Il giudice di appello ha affermato che l’imputazione del pagamento ” quale finanziamento socio” non poteva escludersi dal fatto che la società venditrice non fosse socia atteso che la stessa era di fatto riconducibile al soggetto a cui è attribuito il finanziamento sicché è proprio questo rapporto che rendeva verosimile il versamento diretto della venditrice per conto del suo titolare che era socio della società acquirente a titolo di finanziamento soci.

Il quarto motivo è infondato.

La CTR ha posto a fondamento del suo ragionamento plurimi elementi (regolarità formale dell’atto di vendita, dell’esistenza della fattura e della sua registrazione nonché dell’integrale pagamento del prezzo documentato) considerati idonei a dimostrare l’effettività dell’operazione.
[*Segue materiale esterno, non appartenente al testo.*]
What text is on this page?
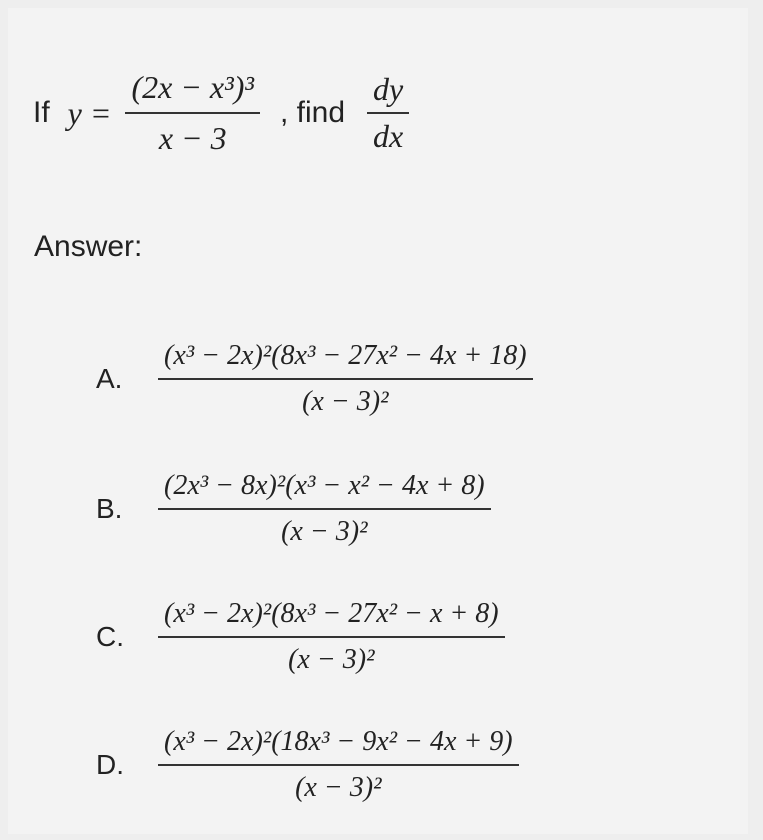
If $y = \frac{\text{(2x − x³)³}}{x - 3}$ , find $\frac{dy}{dx}$
Answer:
A.	$\frac{\text{(x³ − 2x)²(8x³ − 27x² − 4x + 18)}}{\text{(x − 3)²}}$
B.	$\frac{\text{(2x³ − 8x)²(x³ − x² − 4x + 8)}}{\text{(x − 3)²}}$
C.	$\frac{\text{(x³ − 2x)²(8x³ − 27x² − x + 8)}}{\text{(x − 3)²}}$
D.	$\frac{\text{(x³ − 2x)²(18x³ − 9x² − 4x + 9)}}{\text{(x − 3)²}}$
Ha poi aggiunto a tali considerazione l’ulteriore argomento ad abundantiam rappresentato dal fatto che “normalmente nelle vicende che riguardano fatture per operazioni inesistenti si assiste a cessioni che in realtà non avvengono e dove il prezzo viene retrocesso in contanti”.

Alla stregua delle considerazioni sopra esposte il ricorso va rigettato.

La complessità delle questioni analizzate giustificano la compensazione delle spese di questa fase.

P.Q.M.

La Corte rigetta il ricorso; compensa le spese di legittimità.

Così deciso in Roma, il 15 dicembre 2021.